Une autre fille a déclaré : « Je choisirais d’aller dans mon école si on m’en donnait la possibilité, parce que j’aurais des résultats [des notes d’examens]. Quand j’aurai accouché, je poursuivrai mes études dans mon école, le centre éducatif c’est juste pour ma période de grossesse. »

Le système transitoire a été supprimé en août 2016, mais les classes destinées aux filles enceintes vont continuer d’exister dans le cadre d’un nouveau programme mis en place sous l’égide du ministère de l’Éducation et avec le soutien de l’UNICEF et du gouvernement britannique ; ce programme s’adresse plus largement aux filles qui ont abandonné l’école pour diverses raisons et il comprend des interventions pour que les filles continuent d’aller à l’école. Ce nouveau programme commence en novembre 2016 et il est en place pour une durée de 17 mois.

Des experts internationaux et nationaux ont salué l’attention accordée à l’éducation des filles à travers ce programme. Il est toutefois préoccupant de constater que les filles enceintes n’ont pas la possibilité de faire des choix du fait de cette interdiction et parce qu’elles ne peuvent pas passer d’examens, ce qui est contraire aux obligations juridiques de la Sierra Leone aux termes desquelles le pays est tenu de fournir à tous les enfants un accès égal à une éducation de qualité.

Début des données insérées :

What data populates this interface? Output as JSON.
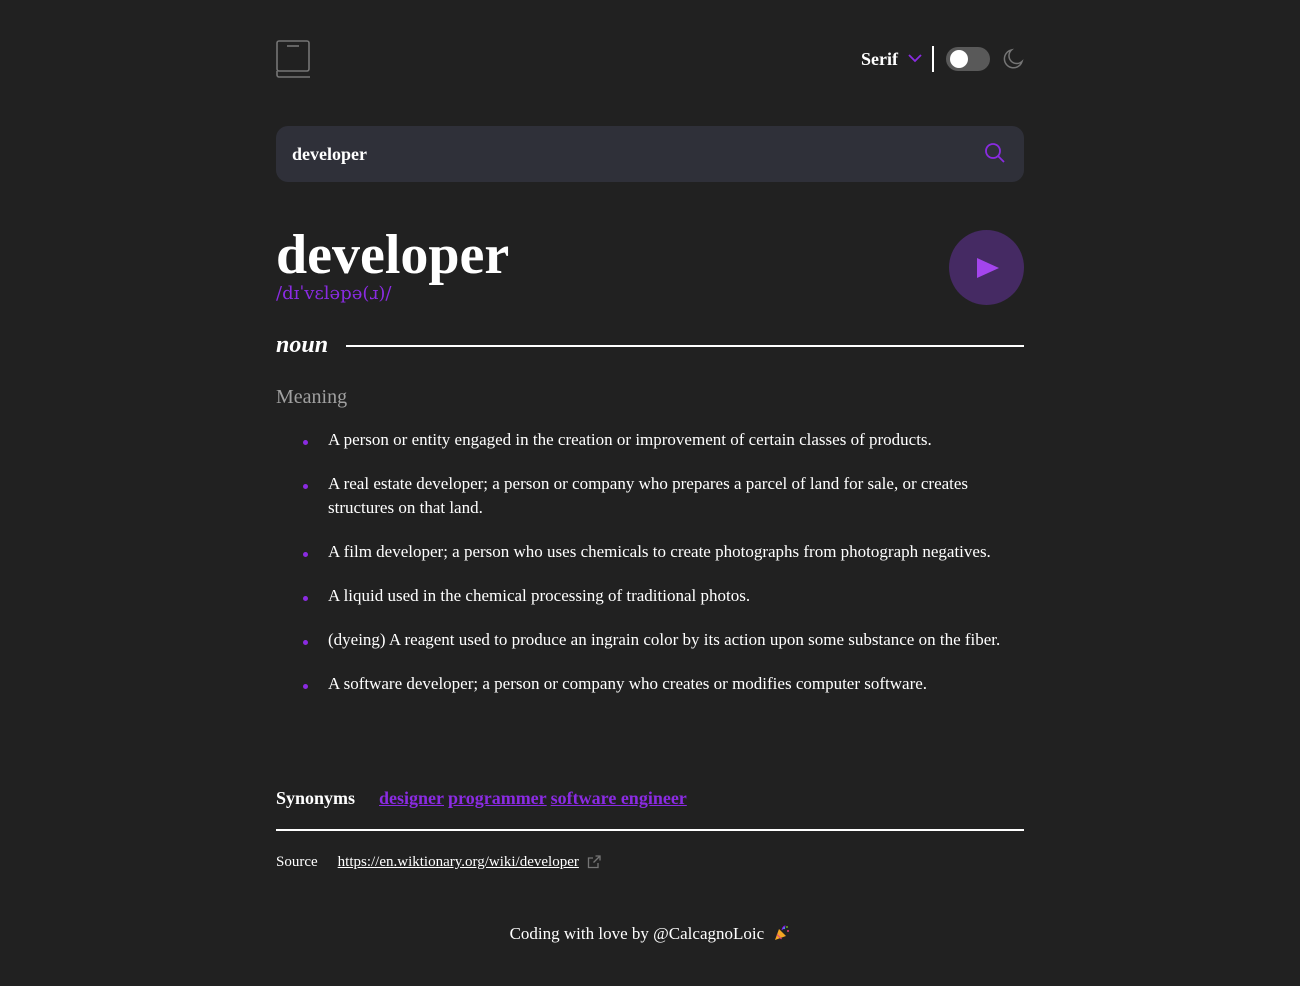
{
  "header": {
    "font_selected": "Serif",
    "theme_toggle_on": false
  },
  "search": {
    "value": "developer"
  },
  "entry": {
    "word": "developer",
    "phonetic": "/dɪˈvɛləpə(ɹ)/",
    "part_of_speech": "noun",
    "meaning_label": "Meaning",
    "definitions": [
      "A person or entity engaged in the creation or improvement of certain classes of products.",
      "A real estate developer; a person or company who prepares a parcel of land for sale, or creates structures on that land.",
      "A film developer; a person who uses chemicals to create photographs from photograph negatives.",
      "A liquid used in the chemical processing of traditional photos.",
      "(dyeing) A reagent used to produce an ingrain color by its action upon some substance on the fiber.",
      "A software developer; a person or company who creates or modifies computer software."
    ],
    "synonyms_label": "Synonyms",
    "synonyms": [
      "designer",
      "programmer",
      "software engineer"
    ]
  },
  "source": {
    "label": "Source",
    "url": "https://en.wiktionary.org/wiki/developer"
  },
  "footer": {
    "text": "Coding with love by @CalcagnoLoic"
  },
  "colors": {
    "background": "#212121",
    "accent": "#8a2be2",
    "search_bg": "#2f3039",
    "play_bg": "#452a63"
  },
  "icons": {
    "logo": "book-icon",
    "font_dropdown": "chevron-down-icon",
    "theme": "moon-icon",
    "search": "search-icon",
    "play": "play-icon",
    "external": "external-link-icon",
    "footer": "party-popper-icon"
  }
}
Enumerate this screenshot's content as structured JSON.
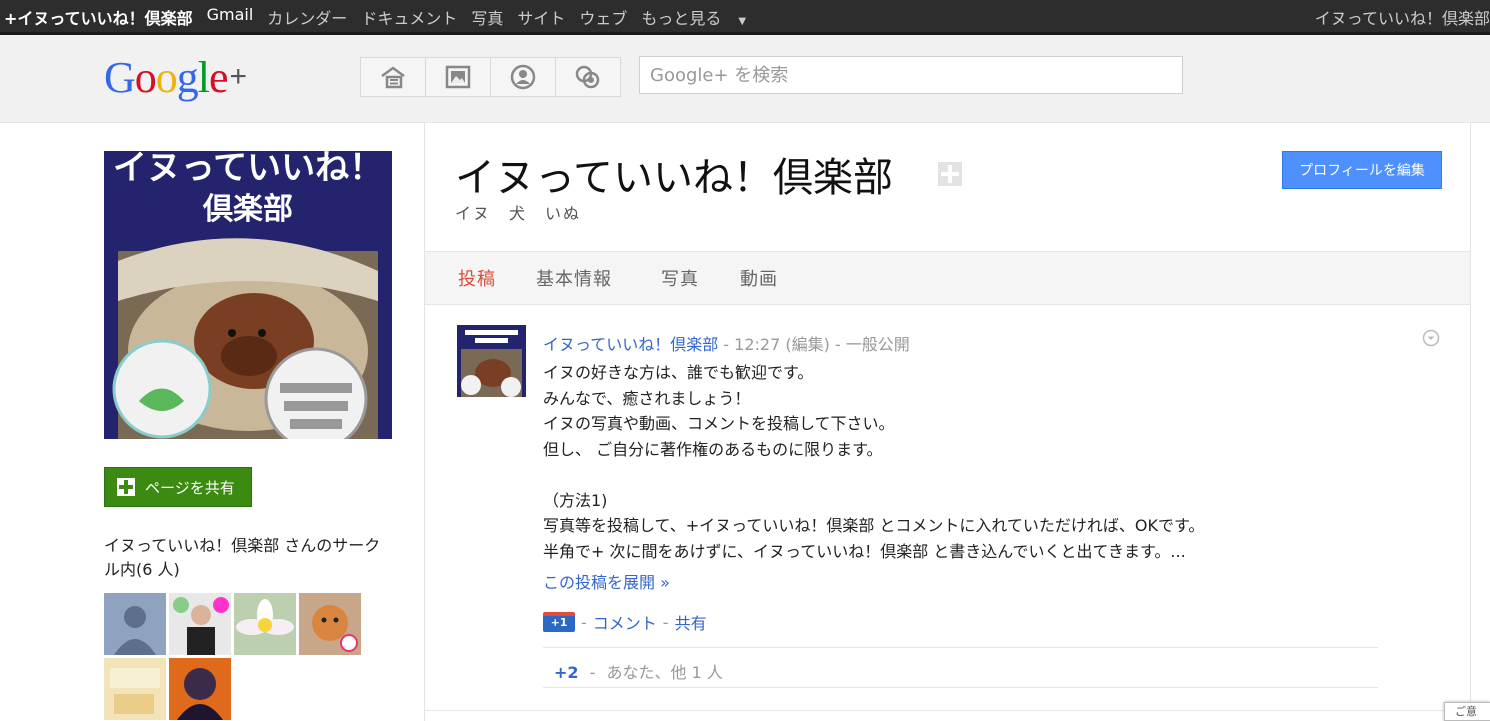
{
  "topbar": {
    "items": [
      {
        "label": "+イヌっていいね！倶楽部",
        "active": true
      },
      {
        "label": "Gmail"
      },
      {
        "label": "カレンダー"
      },
      {
        "label": "ドキュメント"
      },
      {
        "label": "写真"
      },
      {
        "label": "サイト"
      },
      {
        "label": "ウェブ"
      },
      {
        "label": "もっと見る"
      }
    ],
    "account_name": "イヌっていいね！倶楽部"
  },
  "header": {
    "logo_text": "Google",
    "logo_plus": "+",
    "search_placeholder": "Google+ を検索"
  },
  "profile": {
    "image_text_line1": "イヌっていいね！",
    "image_text_line2": "倶楽部",
    "share_button": "ページを共有",
    "circles_text": "イヌっていいね！倶楽部 さんのサークル内(6 人)"
  },
  "page": {
    "title": "イヌっていいね！倶楽部",
    "subtitle": "イヌ　犬　いぬ",
    "edit_button": "プロフィールを編集",
    "tabs": [
      "投稿",
      "基本情報",
      "写真",
      "動画"
    ]
  },
  "post": {
    "author": "イヌっていいね！倶楽部",
    "time_meta": " - 12:27 (編集) - 一般公開",
    "body": "イヌの好きな方は、誰でも歓迎です。\nみんなで、癒されましょう！\nイヌの写真や動画、コメントを投稿して下さい。\n但し、 ご自分に著作権のあるものに限ります。\n\n（方法1)\n写真等を投稿して、+イヌっていいね！倶楽部  とコメントに入れていただければ、OKです。\n半角で+  次に間をあけずに、イヌっていいね！倶楽部  と書き込んでいくと出てきます。...",
    "expand": "この投稿を展開 »",
    "plusone_label": "+1",
    "comment": "コメント",
    "share": "共有",
    "plus_count": "+2",
    "plus_meta": "あなた、他 1 人",
    "sep": "-"
  },
  "corner_text": "ご意"
}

Accès restreint aux services et à l’information en matière de santé sexuelle et reproductive

Les écoles spéciales destinées aux filles enceintes ne sont pas la solution pour lutter contre le taux élevé de grossesse chez les adolescentes en Sierra Leone. Malgré les recommandations formulées par Amnesty International, le Comité des droits de l’enfant et des organisations internationales, l’information en matière de santé sexuelle et reproductive ne fait pas partie de l’enseignement dispensé dans les écoles classiques.

La majorité des filles interviewées par Amnesty International ont dit qu’elles ne savaient rien de la planification familiale et qu’elles n’avaient pas ou quasiment pas reçu d’éducation sexuelle avant de tomber enceintes.

L’une d’elles a déclaré à nos chercheurs : « À l’école on ne nous donne pas vraiment d’informations sur la planification familiale. Ils pensent que nous sommes trop jeunes, ou que c’est mal et que cela va nous encourager à avoir des relations sexuelles. »

Les filles avaient par ailleurs beaucoup de craintes et des fausses informations au sujet de la planification familiale.

Une fille de 19 ans enceinte de quatre mois a déclaré :

« J’ai utilisé l’injection pendant un ou deux ans, mais je n’ai pas eu mes règles. Quelqu’un m’a dit qu’une fille avait été tuée par l’injection parce qu’on a plus ses règles. Je me suis dit que j’allais arrêter les injections jusqu’à ce que mes règles reviennent. Je ne savais pas à qui je pouvais poser des questions à ce sujet. Je suis alors tombée enceinte.  »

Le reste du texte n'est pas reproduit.